HML is Indias largest producer of rubber, South Indias largest cultivator of tea and, perhaps, the largest producer of pineapple in the region. The company has been fighting a legal battle with the state government and other petitioners over the plantations it holds.
A high court division bench passed the directive while disposing of a writ petition filed by Harikumar, a lawyer, and others seeking a directive to take over the land alleged to be illegally in possession of HML in the state. The petitioner alleged that HML had about 65,000 acre of land in the state in its possession. Out of this, 9,352 acre were forest land located at Nagamala, East Field, Venduce estate and Ambalamedu estate.
He alleged that HML was functioning without necessary approvals from the Reserve Bank of India and other central agencies. The court also held that if there was a violation of the provisions of FERA and FEMA, appropriate action could be taken against the company.

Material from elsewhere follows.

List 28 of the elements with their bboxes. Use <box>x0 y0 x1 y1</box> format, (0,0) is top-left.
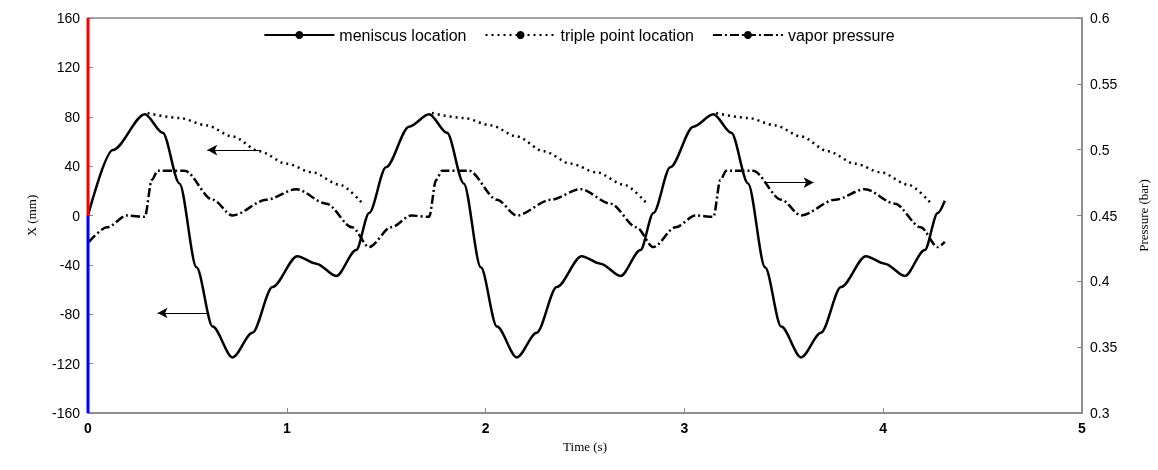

Earlier, in November 2012, another division bench of the Kerala High Court had ruled that an amalgamation of HML companies would be subject to its final orders. The state government has informed the financial regulatory bodies and stock exchanges across the country that sanction should not be given for amalgamation or merger until the final disposal of cases related to the possession of its land. The government had submitted before the court that the company was consistently attempting to change the status of the land under the guise of amalgamation by flouting land rules of the state, including the Land Reforms Act.
The company had posted revenue of R364.98 crore in the last fiscal with a net profit of R4.72 crore. HML shares closed 1.21 % down on Friday at R53.10.